Film Review: Derek Cianfrance's The Place Beyond the Pines

At two hours and twenty minutes, many would say that The Place Beyond the Pines is too long, and even though I am not one of those many, I would say that the film does seem like two films for the price of one.  One film stars Ryan Gosling and the other stars Bradley Cooper.  The trailer shows a film that stars both Gosling and Cooper, but in reality, they share just one scene together, and even that lasts less than thirty seconds.  Otherwise, we get a Ryan Gosling film, blended together with a Bradley Cooper film, and it isn't necessarily too long, but it does drag at times, most notably when Gosling isn't around, and we are left with the solid but still quite bland Cooper to try to liven things up - a thing the actor has never been able to do all that well in past movies, and is made even more glaring when placed in a film with an exciting actor like the Gos-man, even if they do not share the screen much.  In this way, the film suffers some, but the film's main problem is the rather cliche'd narrative that never really goes anywhere unexpected, instead just telling an obvious story in the most obvious way.

Directed by Derek Cianfrance, the man who gave us the intensely emotional relationship killer, Blue Valentine a few years ago (also starring Mr. Gosling, along with Michele Williams, in what were probably the two best performances of 2010), this new film never delves as deep, never goes as far, never sinks its teeth in as viciously as the director's debut film, and that, ladies and gentlemen, is the films one biggest, most glaring problem.  Sure, Bradley Cooper may be a boring actor, and it shows here, but it is the typical storyline, the pedestrian narrative, the sheepish screenplay dressed in wolfish clothing, that makes the film ultimately fail.  Basically, the film is the story of Gosling's motorcycle stunt driver turned bank robber and the effect his life has on Cooper's hero cop turned slimy politician, and the ramifications both men and their actions have on their sons.  With twists and turns throughout (most of them obvious, at least one a real surprise), Cianfrance's film plays at being a taut thriller - and at times, it does manage at least a bit of that desired tautness - but never comes through as anything much at all. 

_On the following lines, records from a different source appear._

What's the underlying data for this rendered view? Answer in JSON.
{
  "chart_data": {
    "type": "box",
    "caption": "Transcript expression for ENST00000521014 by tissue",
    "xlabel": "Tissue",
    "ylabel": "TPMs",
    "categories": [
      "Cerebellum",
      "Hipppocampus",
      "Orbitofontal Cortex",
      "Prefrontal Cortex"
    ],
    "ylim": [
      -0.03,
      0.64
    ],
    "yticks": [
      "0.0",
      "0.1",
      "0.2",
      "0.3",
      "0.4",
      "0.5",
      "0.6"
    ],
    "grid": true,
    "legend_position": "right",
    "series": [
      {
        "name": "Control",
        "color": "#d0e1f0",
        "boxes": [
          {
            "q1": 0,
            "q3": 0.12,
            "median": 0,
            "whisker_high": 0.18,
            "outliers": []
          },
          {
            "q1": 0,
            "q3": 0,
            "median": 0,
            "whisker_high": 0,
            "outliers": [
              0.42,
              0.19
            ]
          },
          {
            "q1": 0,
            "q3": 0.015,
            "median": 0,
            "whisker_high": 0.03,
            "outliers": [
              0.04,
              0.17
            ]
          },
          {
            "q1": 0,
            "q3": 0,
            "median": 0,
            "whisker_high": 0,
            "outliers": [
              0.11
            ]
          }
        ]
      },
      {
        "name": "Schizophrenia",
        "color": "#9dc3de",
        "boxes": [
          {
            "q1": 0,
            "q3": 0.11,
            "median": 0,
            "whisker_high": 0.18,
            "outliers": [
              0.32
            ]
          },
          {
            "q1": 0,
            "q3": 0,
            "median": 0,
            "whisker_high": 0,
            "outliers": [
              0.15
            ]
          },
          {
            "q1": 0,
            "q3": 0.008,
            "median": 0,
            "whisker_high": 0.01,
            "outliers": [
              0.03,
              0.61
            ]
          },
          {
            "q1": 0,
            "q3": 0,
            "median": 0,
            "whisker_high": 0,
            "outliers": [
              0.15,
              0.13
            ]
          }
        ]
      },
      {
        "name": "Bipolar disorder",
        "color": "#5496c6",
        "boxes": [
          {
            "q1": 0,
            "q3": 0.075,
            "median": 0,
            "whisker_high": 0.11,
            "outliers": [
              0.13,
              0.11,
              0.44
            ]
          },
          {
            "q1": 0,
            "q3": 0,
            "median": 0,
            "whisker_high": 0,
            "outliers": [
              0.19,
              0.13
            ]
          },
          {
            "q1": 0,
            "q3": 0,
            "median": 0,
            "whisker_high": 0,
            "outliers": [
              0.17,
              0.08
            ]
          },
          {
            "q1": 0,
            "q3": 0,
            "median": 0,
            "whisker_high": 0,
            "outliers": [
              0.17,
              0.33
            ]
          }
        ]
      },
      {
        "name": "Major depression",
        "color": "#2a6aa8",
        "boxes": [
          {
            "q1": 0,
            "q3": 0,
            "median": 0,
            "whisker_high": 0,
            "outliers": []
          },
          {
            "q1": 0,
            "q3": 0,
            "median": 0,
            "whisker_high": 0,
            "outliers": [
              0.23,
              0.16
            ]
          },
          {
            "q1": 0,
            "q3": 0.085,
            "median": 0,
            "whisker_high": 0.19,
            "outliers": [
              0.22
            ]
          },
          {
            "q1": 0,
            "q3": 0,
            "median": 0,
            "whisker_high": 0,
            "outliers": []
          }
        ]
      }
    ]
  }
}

Granted, the film is certainly not what one would call a bad movie - it does have the Gos-man after all, and Ray Liotta doing his best Ray Liotta, and Cianfrance does hand us a quite beautiful looking film (cinematographer Sean Bobbitt follows through on the visual promise shown in Steve McQueen's Hunger and Shame and gives hope for the look of Spike Lee's upcoming Oldboy remake), and sometimes this is enough, but here it most certainly is not enough.  A shame really, because Gosling is a fierce actor, and deserves material that challenges that ferocity, and Cooper needs a film that will snap him out of his usual humdrumness, because boring or not, he does have something there, a spark of something, that could make both an intriguing character actor and a dangerously erotic leading man someday (think Matthew McConaughey, and what he has done lately).  Neither actor finds that in The Place Beyond the Pines though, and we as an audience suffer because of it.  A shame really.